I spot you at the fish store, realizing your under-appreciated beauty and ability to control pests, and decide you will be a great addition to the tank. You are gently handled, slowly acclimated, and fed quality foods to keep you fat and happy. Then I even try introducing you to some new friends. Things appear fine at first, but then your ugly side rears it’s head. You go from pest-eating beauty to an aggressive attacker overnight. And the next thing I know, the fish added to the tank just after you is tattered and torn, and you don’t have a scratch on you. You are the sixline wrasse, and you are the biggest little a-hole of the fish world.

All joking aside, the sixline wrasse (Pseudocheilinus hexataenia) really is a terror of the tank. They stay small and do a great job picking off pests from corals and the rock structure, but they will tirelessly harass just about any fish in the tank, especially if they are of similar color or size. In addition to being aggressive, the sixline wrasse is also incredibly fast and agile. It can zoom around the tank, harassing other fish at lightning speed. The fish is a very hardy fish once established, often outlasting other fish it quarrels with and not succumbing to disease or parasites very often. In terms of a diet, the sixline readily eats almost every kind of prepared fish food in addition to hunting down invertebrates such as amphipods, flatworms, and other aquarium pests.

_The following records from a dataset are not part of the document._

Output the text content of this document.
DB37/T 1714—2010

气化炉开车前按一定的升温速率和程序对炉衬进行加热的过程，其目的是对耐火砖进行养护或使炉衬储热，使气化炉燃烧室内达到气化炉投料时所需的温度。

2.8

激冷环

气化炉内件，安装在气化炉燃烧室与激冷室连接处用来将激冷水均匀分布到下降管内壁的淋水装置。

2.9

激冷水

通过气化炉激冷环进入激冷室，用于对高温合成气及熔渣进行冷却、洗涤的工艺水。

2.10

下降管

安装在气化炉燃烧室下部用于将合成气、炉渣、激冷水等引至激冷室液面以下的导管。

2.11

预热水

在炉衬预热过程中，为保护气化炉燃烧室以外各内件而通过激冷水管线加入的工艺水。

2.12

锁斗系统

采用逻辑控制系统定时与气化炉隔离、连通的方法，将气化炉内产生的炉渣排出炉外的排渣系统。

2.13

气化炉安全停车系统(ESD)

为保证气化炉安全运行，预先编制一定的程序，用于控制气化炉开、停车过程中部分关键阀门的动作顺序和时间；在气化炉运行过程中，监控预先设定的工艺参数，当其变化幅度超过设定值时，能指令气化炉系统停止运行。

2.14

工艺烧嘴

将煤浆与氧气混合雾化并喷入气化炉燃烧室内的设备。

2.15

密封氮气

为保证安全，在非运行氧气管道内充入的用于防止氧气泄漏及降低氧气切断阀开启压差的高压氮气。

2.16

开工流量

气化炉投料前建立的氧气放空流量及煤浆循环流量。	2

As we mentioned in a previous Tip of the Day article, when a fish such as the sixline wrasse becomes aggressive, the only real solution is to remove it from the system. This relocation may be temporary, but the goal here is to disrupt its usual routine and breakup its dominance over your aquarium. Let the bullied fish recover from the harassment and establish their own territories within the aquarium, and then you could possible reintroduce the sixeline (or other aggressive fish) back into the aquarium.